You're both right ;)
Short answer: remove db_rewrite_sql(...)
It's not needed.
Long(er) answer:
The default primary table is node and primary field is nid for _db_rewrite_sql, so when the node module's hook_db_rewrite_sql is invoked, its checking for node access permissions, which of course the cron user does not have. Install the devel module and enable display query log; you'll quickly see that what db_rewrite_sql adds to your original query.
Just to hammer it out
Just to hammer it out completely: When you run cron manually it runs as the currently logged in user. When you run cron automatically it runs as UID 0. This is almost always the cause of problems when there's a difference between manual cron runs and automatic ones.
To test you can always log out of your Drupal site and go to /cron.php. You'll see it fail in the same way as the automatic run runs...
Andreashaustrup --- does this
Andreashaustrup --- does this thinking hold true if running cron automatically results in "cron ran successfully" message in Drupal? I am getting that message but update report and feeds aren't updating from a crontab but do when running manually.
Yes
Remember that whatever runs at cron time (the automatic kind) has to be allowed to have anonymous permissions. This can sometimes drive you crazy. For example, I recently used the "access user profiles" for some internal functions that shouldn't be allowed to anonymous users. Unfortuantely, that mean that several cron functions stopped working, not the least of which was the XML sitemap user functions. I had to redesign my other code to not use that permission so that I could get the site map working again. I believe both of the functions you mentioned have permissions that need to be set for anonymous users. However, I rarely ever use Update on a live site; I use it on my development back-ups so that I can test any updates before they go live.
Nancy Dru
Oh wow...wow..wow... three
Oh wow...wow..wow... three weeks and two days later...i learn this. Hip Hip Hooray. When I did the install of cygwin on the Windows 2003 server, the setup.exe package did not display the list of mirrors that are grabbed from the cgwin site. At that time, I had been given server admin privileges for a very brief window (IT guy paranoia) and so I was able to turn off the firewall for a moment to test. Sure enough, the minute it was turned off, the list of mirrors was grabbed properly and I was able to download cygwin packages. I got the idea to test when I discovered that I could use the browser in the server (sneakily as again ..no browser use allowed on this server).... and get the mirror list.

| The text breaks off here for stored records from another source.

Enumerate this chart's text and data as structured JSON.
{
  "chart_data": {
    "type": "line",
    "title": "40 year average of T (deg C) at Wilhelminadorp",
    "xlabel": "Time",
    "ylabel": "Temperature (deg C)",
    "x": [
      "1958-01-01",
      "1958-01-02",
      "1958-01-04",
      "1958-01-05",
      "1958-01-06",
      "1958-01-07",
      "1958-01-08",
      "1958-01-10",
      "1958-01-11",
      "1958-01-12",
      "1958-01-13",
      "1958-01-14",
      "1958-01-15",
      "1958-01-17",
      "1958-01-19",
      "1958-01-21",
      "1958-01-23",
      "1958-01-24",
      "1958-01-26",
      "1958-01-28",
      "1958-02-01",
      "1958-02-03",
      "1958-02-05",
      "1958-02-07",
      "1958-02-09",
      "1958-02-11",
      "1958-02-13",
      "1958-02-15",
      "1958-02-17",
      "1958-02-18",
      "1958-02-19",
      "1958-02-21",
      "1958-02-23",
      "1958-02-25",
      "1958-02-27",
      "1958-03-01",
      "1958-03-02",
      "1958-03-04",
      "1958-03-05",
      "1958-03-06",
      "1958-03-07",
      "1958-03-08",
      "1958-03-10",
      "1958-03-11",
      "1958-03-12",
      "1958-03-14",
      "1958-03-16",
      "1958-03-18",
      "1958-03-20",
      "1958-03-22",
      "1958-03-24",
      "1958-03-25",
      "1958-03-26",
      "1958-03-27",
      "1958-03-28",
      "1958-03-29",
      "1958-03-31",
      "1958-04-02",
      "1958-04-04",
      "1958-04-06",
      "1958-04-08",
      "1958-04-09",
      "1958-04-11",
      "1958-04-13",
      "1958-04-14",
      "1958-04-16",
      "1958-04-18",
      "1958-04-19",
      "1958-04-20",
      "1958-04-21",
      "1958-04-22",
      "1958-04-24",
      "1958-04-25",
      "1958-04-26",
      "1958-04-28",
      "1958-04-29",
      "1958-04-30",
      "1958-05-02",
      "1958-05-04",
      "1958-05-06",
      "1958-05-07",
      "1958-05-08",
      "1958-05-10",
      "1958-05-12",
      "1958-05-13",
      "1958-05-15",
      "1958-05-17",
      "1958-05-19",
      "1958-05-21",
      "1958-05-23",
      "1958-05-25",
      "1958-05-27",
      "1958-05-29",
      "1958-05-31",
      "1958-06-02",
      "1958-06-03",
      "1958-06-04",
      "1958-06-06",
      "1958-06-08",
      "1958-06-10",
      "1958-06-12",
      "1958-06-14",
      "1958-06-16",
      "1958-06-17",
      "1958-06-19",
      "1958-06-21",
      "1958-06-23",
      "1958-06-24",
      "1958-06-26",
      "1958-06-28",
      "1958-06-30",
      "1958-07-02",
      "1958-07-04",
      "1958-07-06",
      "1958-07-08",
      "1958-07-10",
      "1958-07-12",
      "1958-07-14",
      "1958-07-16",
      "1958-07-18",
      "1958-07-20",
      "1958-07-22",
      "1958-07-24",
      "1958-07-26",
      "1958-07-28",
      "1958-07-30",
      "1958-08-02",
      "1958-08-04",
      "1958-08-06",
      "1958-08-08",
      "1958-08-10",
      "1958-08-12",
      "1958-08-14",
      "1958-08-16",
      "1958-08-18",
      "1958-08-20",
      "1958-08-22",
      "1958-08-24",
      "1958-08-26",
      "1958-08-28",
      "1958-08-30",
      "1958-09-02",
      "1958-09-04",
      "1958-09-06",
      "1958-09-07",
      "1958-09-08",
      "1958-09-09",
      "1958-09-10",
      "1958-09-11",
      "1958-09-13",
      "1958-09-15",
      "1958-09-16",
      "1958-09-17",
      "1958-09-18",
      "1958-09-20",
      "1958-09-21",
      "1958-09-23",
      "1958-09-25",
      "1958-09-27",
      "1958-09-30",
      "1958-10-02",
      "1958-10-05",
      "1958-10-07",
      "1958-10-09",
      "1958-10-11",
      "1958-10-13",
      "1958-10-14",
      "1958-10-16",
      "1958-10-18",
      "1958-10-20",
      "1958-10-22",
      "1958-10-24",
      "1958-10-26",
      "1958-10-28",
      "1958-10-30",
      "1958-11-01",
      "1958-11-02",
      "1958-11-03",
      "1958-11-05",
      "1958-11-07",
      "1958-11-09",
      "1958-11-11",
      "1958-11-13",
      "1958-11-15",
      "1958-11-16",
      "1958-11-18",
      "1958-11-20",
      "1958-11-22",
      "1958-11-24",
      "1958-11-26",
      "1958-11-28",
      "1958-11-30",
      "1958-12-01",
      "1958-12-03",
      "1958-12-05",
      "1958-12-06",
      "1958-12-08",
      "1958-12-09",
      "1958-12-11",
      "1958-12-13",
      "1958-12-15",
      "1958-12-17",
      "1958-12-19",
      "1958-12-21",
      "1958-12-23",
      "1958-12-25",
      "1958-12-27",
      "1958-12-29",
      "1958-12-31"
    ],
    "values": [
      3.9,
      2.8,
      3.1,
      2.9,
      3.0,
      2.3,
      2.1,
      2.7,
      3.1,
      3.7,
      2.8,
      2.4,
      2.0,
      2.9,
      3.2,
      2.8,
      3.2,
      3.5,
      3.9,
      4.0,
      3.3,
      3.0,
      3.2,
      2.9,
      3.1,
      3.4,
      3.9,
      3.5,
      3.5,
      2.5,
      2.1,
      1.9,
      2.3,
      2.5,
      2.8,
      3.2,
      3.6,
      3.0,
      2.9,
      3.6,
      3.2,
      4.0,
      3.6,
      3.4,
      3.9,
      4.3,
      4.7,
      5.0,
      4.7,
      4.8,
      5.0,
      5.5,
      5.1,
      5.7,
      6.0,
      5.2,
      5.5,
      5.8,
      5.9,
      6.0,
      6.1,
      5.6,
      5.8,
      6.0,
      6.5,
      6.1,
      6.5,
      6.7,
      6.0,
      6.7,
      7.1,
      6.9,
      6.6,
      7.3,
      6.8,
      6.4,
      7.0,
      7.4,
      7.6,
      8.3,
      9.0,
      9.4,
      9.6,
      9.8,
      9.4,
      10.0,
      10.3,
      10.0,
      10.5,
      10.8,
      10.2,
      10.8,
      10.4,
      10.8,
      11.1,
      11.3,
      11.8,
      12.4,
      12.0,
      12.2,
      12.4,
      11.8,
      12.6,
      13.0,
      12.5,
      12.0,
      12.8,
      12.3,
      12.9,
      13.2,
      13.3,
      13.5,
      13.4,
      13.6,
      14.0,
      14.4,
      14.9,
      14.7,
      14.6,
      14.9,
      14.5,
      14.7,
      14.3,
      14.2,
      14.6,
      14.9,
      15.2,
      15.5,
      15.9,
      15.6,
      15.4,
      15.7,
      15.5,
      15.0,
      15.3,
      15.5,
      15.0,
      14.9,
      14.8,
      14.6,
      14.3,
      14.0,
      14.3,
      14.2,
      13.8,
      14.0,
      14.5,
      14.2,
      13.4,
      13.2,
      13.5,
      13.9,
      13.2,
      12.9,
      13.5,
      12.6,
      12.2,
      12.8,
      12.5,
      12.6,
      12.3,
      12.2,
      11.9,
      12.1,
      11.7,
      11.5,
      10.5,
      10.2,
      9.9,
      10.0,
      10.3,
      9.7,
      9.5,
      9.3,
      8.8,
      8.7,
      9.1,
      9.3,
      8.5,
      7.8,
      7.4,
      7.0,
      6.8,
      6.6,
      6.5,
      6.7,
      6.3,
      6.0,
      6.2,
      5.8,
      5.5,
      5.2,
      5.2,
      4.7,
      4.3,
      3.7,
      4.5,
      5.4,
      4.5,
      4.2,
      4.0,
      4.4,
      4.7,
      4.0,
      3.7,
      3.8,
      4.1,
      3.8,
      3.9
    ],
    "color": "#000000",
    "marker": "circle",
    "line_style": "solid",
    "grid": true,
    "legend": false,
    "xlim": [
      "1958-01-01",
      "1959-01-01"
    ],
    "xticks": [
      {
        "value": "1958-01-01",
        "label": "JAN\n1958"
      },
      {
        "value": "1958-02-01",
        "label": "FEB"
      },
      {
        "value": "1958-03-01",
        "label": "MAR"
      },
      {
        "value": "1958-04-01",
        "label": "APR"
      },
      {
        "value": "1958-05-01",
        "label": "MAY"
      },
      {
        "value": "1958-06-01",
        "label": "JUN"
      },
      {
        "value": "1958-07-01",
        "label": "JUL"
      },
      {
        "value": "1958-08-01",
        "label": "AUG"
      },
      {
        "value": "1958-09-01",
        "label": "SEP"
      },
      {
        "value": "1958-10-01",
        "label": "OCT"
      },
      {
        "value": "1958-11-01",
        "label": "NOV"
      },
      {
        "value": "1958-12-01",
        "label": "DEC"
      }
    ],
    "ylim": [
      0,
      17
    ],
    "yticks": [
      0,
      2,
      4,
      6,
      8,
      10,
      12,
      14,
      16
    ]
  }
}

Long story short, I deduced or inferred (which is it?) that this seemed like the same problem -- particularly since I got the "cron ran successfully" message. But this time, I have no ability to turn firewall off to test.

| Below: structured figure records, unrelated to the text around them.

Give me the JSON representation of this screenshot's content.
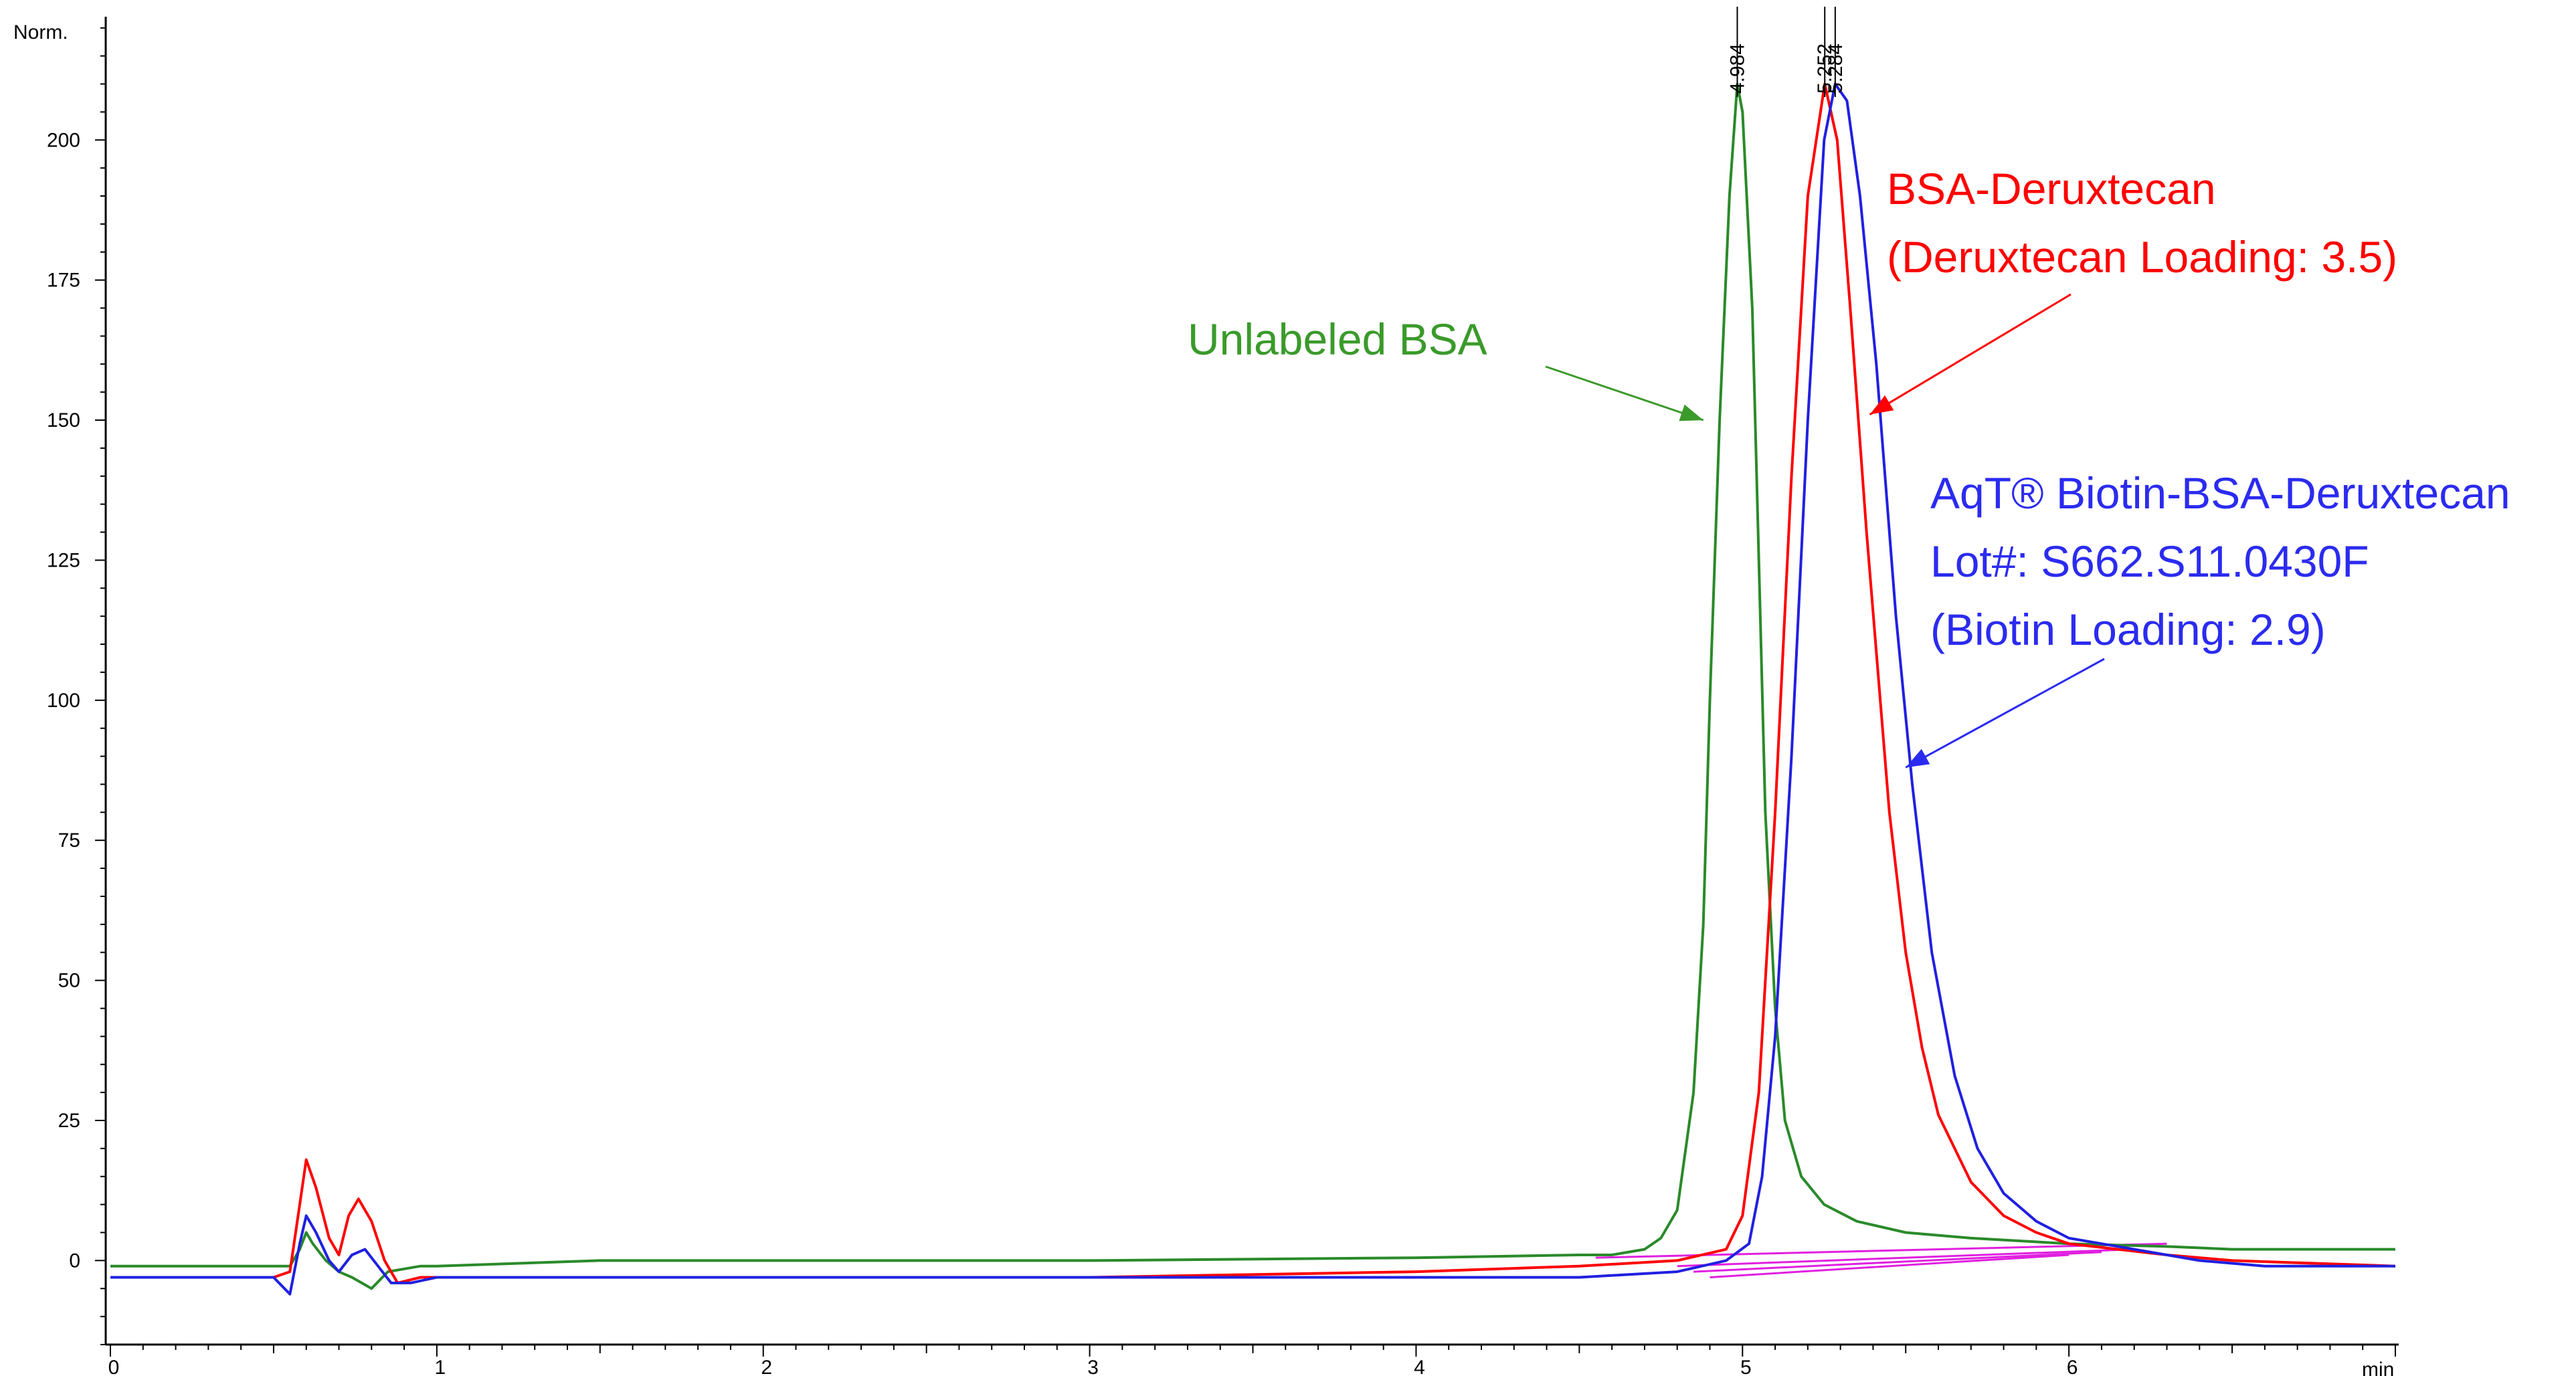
{
  "chart_data": {
    "type": "line",
    "ylabel": "Norm.",
    "xlabel": "min",
    "xlim": [
      0,
      7
    ],
    "ylim": [
      -15,
      222
    ],
    "x_ticks": [
      0,
      1,
      2,
      3,
      4,
      5,
      6
    ],
    "y_ticks": [
      0,
      25,
      50,
      75,
      100,
      125,
      150,
      175,
      200
    ],
    "grid": false,
    "peak_labels": [
      {
        "x": 4.984,
        "text": "4.984"
      },
      {
        "x": 5.252,
        "text": "5.252"
      },
      {
        "x": 5.284,
        "text": "5.284"
      }
    ],
    "annotations": [
      {
        "lines": [
          "Unlabeled BSA"
        ],
        "color": "#3a9a2a",
        "arrow_to": [
          4.88,
          150
        ]
      },
      {
        "lines": [
          "BSA-Deruxtecan",
          "(Deruxtecan Loading: 3.5)"
        ],
        "color": "#ff0000",
        "arrow_to": [
          5.39,
          151
        ]
      },
      {
        "lines": [
          "AqT® Biotin-BSA-Deruxtecan",
          "Lot#: S662.S11.0430F",
          "(Biotin Loading: 2.9)"
        ],
        "color": "#2b2bf0",
        "arrow_to": [
          5.5,
          88
        ]
      }
    ],
    "series": [
      {
        "color": "#2a8a2a",
        "points": [
          [
            0,
            -1
          ],
          [
            0.55,
            -1
          ],
          [
            0.58,
            2
          ],
          [
            0.6,
            5
          ],
          [
            0.62,
            3
          ],
          [
            0.66,
            0
          ],
          [
            0.7,
            -2
          ],
          [
            0.74,
            -3
          ],
          [
            0.8,
            -5
          ],
          [
            0.85,
            -2
          ],
          [
            0.95,
            -1
          ],
          [
            1.0,
            -1
          ],
          [
            1.5,
            0
          ],
          [
            2,
            0
          ],
          [
            3,
            0
          ],
          [
            4,
            0.5
          ],
          [
            4.5,
            1
          ],
          [
            4.6,
            1
          ],
          [
            4.7,
            2
          ],
          [
            4.75,
            4
          ],
          [
            4.8,
            9
          ],
          [
            4.85,
            30
          ],
          [
            4.88,
            60
          ],
          [
            4.9,
            100
          ],
          [
            4.93,
            150
          ],
          [
            4.96,
            190
          ],
          [
            4.984,
            210
          ],
          [
            5.0,
            205
          ],
          [
            5.03,
            170
          ],
          [
            5.05,
            125
          ],
          [
            5.07,
            80
          ],
          [
            5.1,
            45
          ],
          [
            5.13,
            25
          ],
          [
            5.18,
            15
          ],
          [
            5.25,
            10
          ],
          [
            5.35,
            7
          ],
          [
            5.5,
            5
          ],
          [
            5.7,
            4
          ],
          [
            6,
            3
          ],
          [
            6.3,
            2.5
          ],
          [
            6.5,
            2
          ],
          [
            7,
            2
          ]
        ]
      },
      {
        "color": "#ff0000",
        "points": [
          [
            0,
            -3
          ],
          [
            0.5,
            -3
          ],
          [
            0.55,
            -2
          ],
          [
            0.58,
            10
          ],
          [
            0.6,
            18
          ],
          [
            0.63,
            13
          ],
          [
            0.67,
            4
          ],
          [
            0.7,
            1
          ],
          [
            0.73,
            8
          ],
          [
            0.76,
            11
          ],
          [
            0.8,
            7
          ],
          [
            0.84,
            0
          ],
          [
            0.88,
            -4
          ],
          [
            0.95,
            -3
          ],
          [
            1.2,
            -3
          ],
          [
            2,
            -3
          ],
          [
            3,
            -3
          ],
          [
            4,
            -2
          ],
          [
            4.5,
            -1
          ],
          [
            4.8,
            0
          ],
          [
            4.95,
            2
          ],
          [
            5.0,
            8
          ],
          [
            5.05,
            30
          ],
          [
            5.1,
            80
          ],
          [
            5.15,
            140
          ],
          [
            5.2,
            190
          ],
          [
            5.252,
            210
          ],
          [
            5.29,
            200
          ],
          [
            5.33,
            170
          ],
          [
            5.38,
            130
          ],
          [
            5.45,
            80
          ],
          [
            5.5,
            55
          ],
          [
            5.55,
            38
          ],
          [
            5.6,
            26
          ],
          [
            5.7,
            14
          ],
          [
            5.8,
            8
          ],
          [
            5.9,
            5
          ],
          [
            6,
            3
          ],
          [
            6.3,
            1
          ],
          [
            6.5,
            0
          ],
          [
            7,
            -1
          ]
        ]
      },
      {
        "color": "#2020e0",
        "points": [
          [
            0,
            -3
          ],
          [
            0.5,
            -3
          ],
          [
            0.55,
            -6
          ],
          [
            0.58,
            3
          ],
          [
            0.6,
            8
          ],
          [
            0.63,
            5
          ],
          [
            0.67,
            0
          ],
          [
            0.7,
            -2
          ],
          [
            0.74,
            1
          ],
          [
            0.78,
            2
          ],
          [
            0.82,
            -1
          ],
          [
            0.86,
            -4
          ],
          [
            0.92,
            -4
          ],
          [
            1.0,
            -3
          ],
          [
            2,
            -3
          ],
          [
            3,
            -3
          ],
          [
            4,
            -3
          ],
          [
            4.5,
            -3
          ],
          [
            4.8,
            -2
          ],
          [
            4.95,
            0
          ],
          [
            5.02,
            3
          ],
          [
            5.06,
            15
          ],
          [
            5.1,
            40
          ],
          [
            5.15,
            90
          ],
          [
            5.2,
            150
          ],
          [
            5.25,
            200
          ],
          [
            5.284,
            210
          ],
          [
            5.32,
            207
          ],
          [
            5.36,
            190
          ],
          [
            5.41,
            160
          ],
          [
            5.47,
            115
          ],
          [
            5.52,
            85
          ],
          [
            5.58,
            55
          ],
          [
            5.65,
            33
          ],
          [
            5.72,
            20
          ],
          [
            5.8,
            12
          ],
          [
            5.9,
            7
          ],
          [
            6,
            4
          ],
          [
            6.2,
            2
          ],
          [
            6.4,
            0
          ],
          [
            6.6,
            -1
          ],
          [
            7,
            -1
          ]
        ]
      }
    ],
    "baselines": {
      "color": "#e020e0",
      "segments": [
        [
          [
            4.55,
            0.5
          ],
          [
            6.3,
            3
          ]
        ],
        [
          [
            4.8,
            -1
          ],
          [
            6.2,
            2
          ]
        ],
        [
          [
            4.85,
            -2
          ],
          [
            6.1,
            1.5
          ]
        ],
        [
          [
            4.9,
            -3
          ],
          [
            6.0,
            1
          ]
        ]
      ]
    }
  }
}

What you folks are saying here makes sense. But why oh why isn't this part of any documentation I've read at Drupal site? Shared hosting folks don't have to deal with this?? I can certainly add it to the cron documentation...seems rather important. :-)
Sooo, I need to create a uid for cron.php and then add that uid to the crontab and problem should be solved, hmm? Hope cause that "sometimes can drive you crazy" behavior is affecting me..
HEY THANKS..and that is definitely a loud thanks.....big, big, big one!!!!
I'm new to cygwin cron but
I'm new to cygwin cron but learning, learning. Since reading this post, I've been looking for the proper syntax to add the user id to my crontab. Is it as simple as adding -u 1 between the Day of Week and Command fields? (won't use user 1)
POSTSCRIPT: found the way to do it It's username=user password=pass for anyone else who stumbles here. Easy enough.
Thanks!
Fixed the problem and I learned something new! Thanks so much for the insight John and the nice triage tip from andreashaugstrup.
To illustrate: drush cron
To illustrate:
drush cron
vs.
drush -u 1 cron
Use 'drush ws' to see recent log entries between runs. :)
If your paying attention: You could put 'drush -u 1 cron' into crontab....
Note: Don't ever do that.
Note: Don't ever do that. :)
You could make a new user specifically to run cron, and then substitute that user's uid.